Jessie frowned. “My leg is fine.”

Will took a sip of coffee and wisely decided to change the subject. “You outdid yourself with that raspberry-rhubarb pie. I think it’s my new favorite.” He gave her a little grin.

She attempted a smile, then gave it up as she hurried to the fireproof safe where she kept her important papers. Grasping her ring of keys from her purse, she knelt and unlocked the box. She clasped the folder marked “Jake,” struggled to her feet and handed it to Will.

He looked at the identifying tab, then at Jessie. “Jake?”

“Clarissa hired a lawyer she knew in New York to handle the legal work for the private adoption. I’m sure everything is as it should be, but will you look at it to make sure?”

“Any reason for your sudden interest?”

She squinted. “It seems I met Jake’s father today. He made the scholarship presentation at graduation. He says Clarissa didn’t tell him about Jake.” Her words sounded clipped, almost matter-of-fact, but the breathless panic ringing in her ears told the real story.

Will set his cup beside his pie plate, bent his head and thumbed through the contents of the folder.

Hanging on to a calm she didn’t feel, Jessie tried to read Will’s face as he studied Jake’s birth certificate and papers documenting the adoption. “We dotted every i and crossed every t, didn’t we?”

Will looked up. “The documents that are here look perfect.”

She wanted to heave a sigh of relief, but his serious tone warned her there was more.

“In Wisconsin, a single mother doesn’t need to identify the father on the baby’s birth certificate, but if Clarissa didn’t tell him she was pregnant, and his DNA proves he’s the father, he has a legitimate claim.”

Jessie stared in horror. “How much of a claim?”

“He’d need a court order, but if he has the means to care for Jake, a judge could very well award him at least partial custody.”

“No,” she heard herself moan, pain wrenching deep inside.

“I’m really sorry, Jess.
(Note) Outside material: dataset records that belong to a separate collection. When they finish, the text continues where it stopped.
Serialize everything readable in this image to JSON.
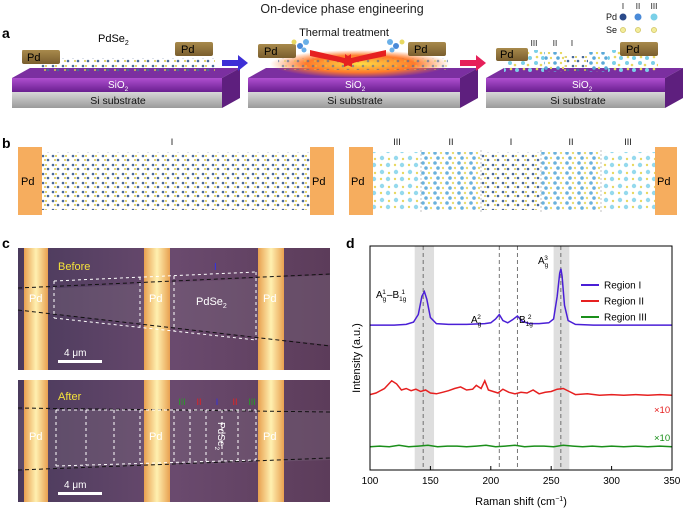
{
  "figure_title": "On-device phase engineering",
  "panel_a": {
    "label": "a",
    "material": "PdSe",
    "material_sub": "2",
    "electrode": "Pd",
    "oxide": "SiO",
    "oxide_sub": "2",
    "substrate": "Si substrate",
    "treatment": "Thermal treatment",
    "region_labels": [
      "III",
      "II",
      "I"
    ],
    "legend": {
      "columns": [
        "I",
        "II",
        "III"
      ],
      "rows": [
        "Pd",
        "Se"
      ]
    }
  },
  "panel_b": {
    "label": "b",
    "electrode": "Pd",
    "left_region": "I",
    "right_regions": [
      "III",
      "II",
      "I",
      "II",
      "III"
    ]
  },
  "panel_c": {
    "label": "c",
    "before": "Before",
    "after": "After",
    "electrode": "Pd",
    "region_I": "I",
    "material": "PdSe",
    "material_sub": "2",
    "scale": "4 μm",
    "after_marks": [
      "III",
      "II",
      "I",
      "II",
      "III"
    ]
  },
  "panel_d": {
    "label": "d",
    "peak_labels": {
      "ag1": "A",
      "ag1_sub": "g",
      "ag1_sup": "1",
      "sep": "–",
      "bg1": "B",
      "bg1_sub": "1g",
      "bg1_sup": "1",
      "ag2": "A",
      "ag2_sub": "g",
      "ag2_sup": "2",
      "bg2": "B",
      "bg2_sub": "1g",
      "bg2_sup": "2",
      "ag3": "A",
      "ag3_sub": "g",
      "ag3_sup": "3"
    },
    "scale_labels": [
      "×10",
      "×10"
    ]
  },
  "chart_data": {
    "type": "line",
    "xlabel": "Raman shift (cm",
    "xlabel_sup": "−1",
    "xlabel_tail": ")",
    "ylabel": "Intensity (a.u.)",
    "xlim": [
      100,
      350
    ],
    "xticks": [
      100,
      150,
      200,
      250,
      300,
      350
    ],
    "shaded_bands": [
      [
        137,
        153
      ],
      [
        252,
        265
      ]
    ],
    "dashed_lines": [
      144,
      207,
      222,
      258
    ],
    "series": [
      {
        "name": "Region I",
        "color": "#4a1fd6",
        "offset": 0.64,
        "x": [
          100,
          120,
          130,
          136,
          140,
          143,
          145,
          147,
          150,
          155,
          165,
          180,
          195,
          200,
          204,
          207,
          210,
          214,
          218,
          222,
          226,
          232,
          240,
          248,
          252,
          255,
          257,
          258,
          259,
          261,
          264,
          270,
          285,
          300,
          320,
          350
        ],
        "y": [
          0.02,
          0.02,
          0.03,
          0.06,
          0.16,
          0.4,
          0.46,
          0.36,
          0.12,
          0.04,
          0.03,
          0.03,
          0.04,
          0.05,
          0.1,
          0.16,
          0.08,
          0.05,
          0.09,
          0.14,
          0.07,
          0.04,
          0.04,
          0.05,
          0.1,
          0.4,
          0.7,
          0.76,
          0.66,
          0.28,
          0.08,
          0.03,
          0.02,
          0.02,
          0.02,
          0.02
        ]
      },
      {
        "name": "Region II",
        "color": "#e62020",
        "offset": 0.33,
        "x": [
          100,
          105,
          112,
          118,
          122,
          126,
          130,
          134,
          138,
          142,
          146,
          150,
          155,
          160,
          165,
          170,
          175,
          180,
          185,
          188,
          192,
          195,
          198,
          202,
          206,
          210,
          215,
          220,
          225,
          230,
          235,
          240,
          245,
          250,
          255,
          260,
          265,
          270,
          280,
          290,
          300,
          310,
          320,
          330,
          340,
          350
        ],
        "y": [
          0.02,
          0.04,
          0.1,
          0.2,
          0.16,
          0.08,
          0.1,
          0.07,
          0.09,
          0.06,
          0.08,
          0.04,
          0.03,
          0.05,
          0.07,
          0.1,
          0.12,
          0.08,
          0.09,
          0.14,
          0.1,
          0.2,
          0.08,
          0.06,
          0.04,
          0.09,
          0.05,
          0.03,
          0.05,
          0.04,
          0.08,
          0.03,
          0.05,
          0.06,
          0.09,
          0.1,
          0.06,
          0.02,
          0.03,
          0.01,
          0.02,
          0.01,
          0.02,
          0.01,
          0.02,
          0.01
        ]
      },
      {
        "name": "Region III",
        "color": "#1a8f1a",
        "offset": 0.1,
        "x": [
          100,
          108,
          116,
          124,
          132,
          140,
          148,
          156,
          164,
          172,
          180,
          188,
          196,
          204,
          212,
          220,
          228,
          236,
          244,
          252,
          260,
          268,
          276,
          284,
          292,
          300,
          310,
          320,
          330,
          340,
          350
        ],
        "y": [
          0.01,
          0.02,
          0.01,
          0.03,
          0.01,
          0.02,
          0.03,
          0.01,
          0.02,
          0.02,
          0.01,
          0.02,
          0.03,
          0.01,
          0.02,
          0.03,
          0.01,
          0.02,
          0.02,
          0.01,
          0.03,
          0.02,
          0.01,
          0.02,
          0.01,
          0.02,
          0.01,
          0.02,
          0.01,
          0.02,
          0.01
        ]
      }
    ]
  },
  "colors": {
    "purple": "#5a3fbf",
    "red": "#e62020",
    "green": "#1a8f1a",
    "pd": "#f4b266",
    "sio2": "#8a3cb0",
    "si": "#b8b8b8"
  }
}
Why didn’t Clarissa tell him?”

“She said he was completely uninterested in being a father. I had no idea she hadn’t told him. She wouldn’t even tell me who the father was.” A thought nudged Jessie’s mind. Had her sister wanted to give Jessie her dream of being a mother so much that she’d convinced herself the father wouldn’t care? If Dr. Sheridan hadn’t come to Noah’s Crossing to present the scholarship, Jake’s father’s would still be a mystery.

“Look—even if he proves to be Jake’s father, are you sure he wants custody?” Will asked.

Jessie thought about the look on Dr. Sheridan’s face when he’d reached out to touch Jake. About the intensity in his tone when he’d insisted Clarissa had no right to give Jake away. She swiped at tears clouding her vision. “I don’t know. But he can’t have Jake. You have to help me. I’ll do whatever I need to do.”

“Are you convinced the guy is Jake’s dad?”

She’d give anything to be able to say no. Promise anything if God would just make the man go away like none of this was happening. But she knew things didn’t work that way. “Yes. I believe he is Jake’s father.”

“Then try to find a compromise to keep him from taking you to court.”

“Compromise?” She shook her head. “I’ll never compromise where Jake is concerned.”

“Wouldn’t a compromise be better than losing him?”

She drew a sharp breath.

“It could happen, Jess.”

“Doesn’t it matter that Jake’s mother didn’t want the father to know? That she wanted me to raise him?”

“It’s a factor in your favor. So are the adoption papers. But…I know Jake means the world to you. I don’t advise you to risk it.” Will handed the file folder to her. “Is the guy married?”

“I don’t think so. He doesn’t wear a ring anyway.”

“Does he know anything about raising kids?”

“I don’t know that, either.” She put the folder back in the safe, fumbled to lock it, then dropped her keys in her purse.

Will rubbed the back of his neck. “The thought of being a single dad would scare me to death. Watching all you do with Jake, I can see I wouldn’t know the first thing about how to take care of a kid.”

Her mind seized on Will’s words. If Dr. Sheridan was single…did he know what being a single father would involve? If he knew, would he be afraid of taking it on like Will was?

“Jess.” Lisa held the curtain divider aside. “I’m sorry to interrupt, but a tall, good-looking guy in a suit insists on seeing you. And he’s not a patient man.”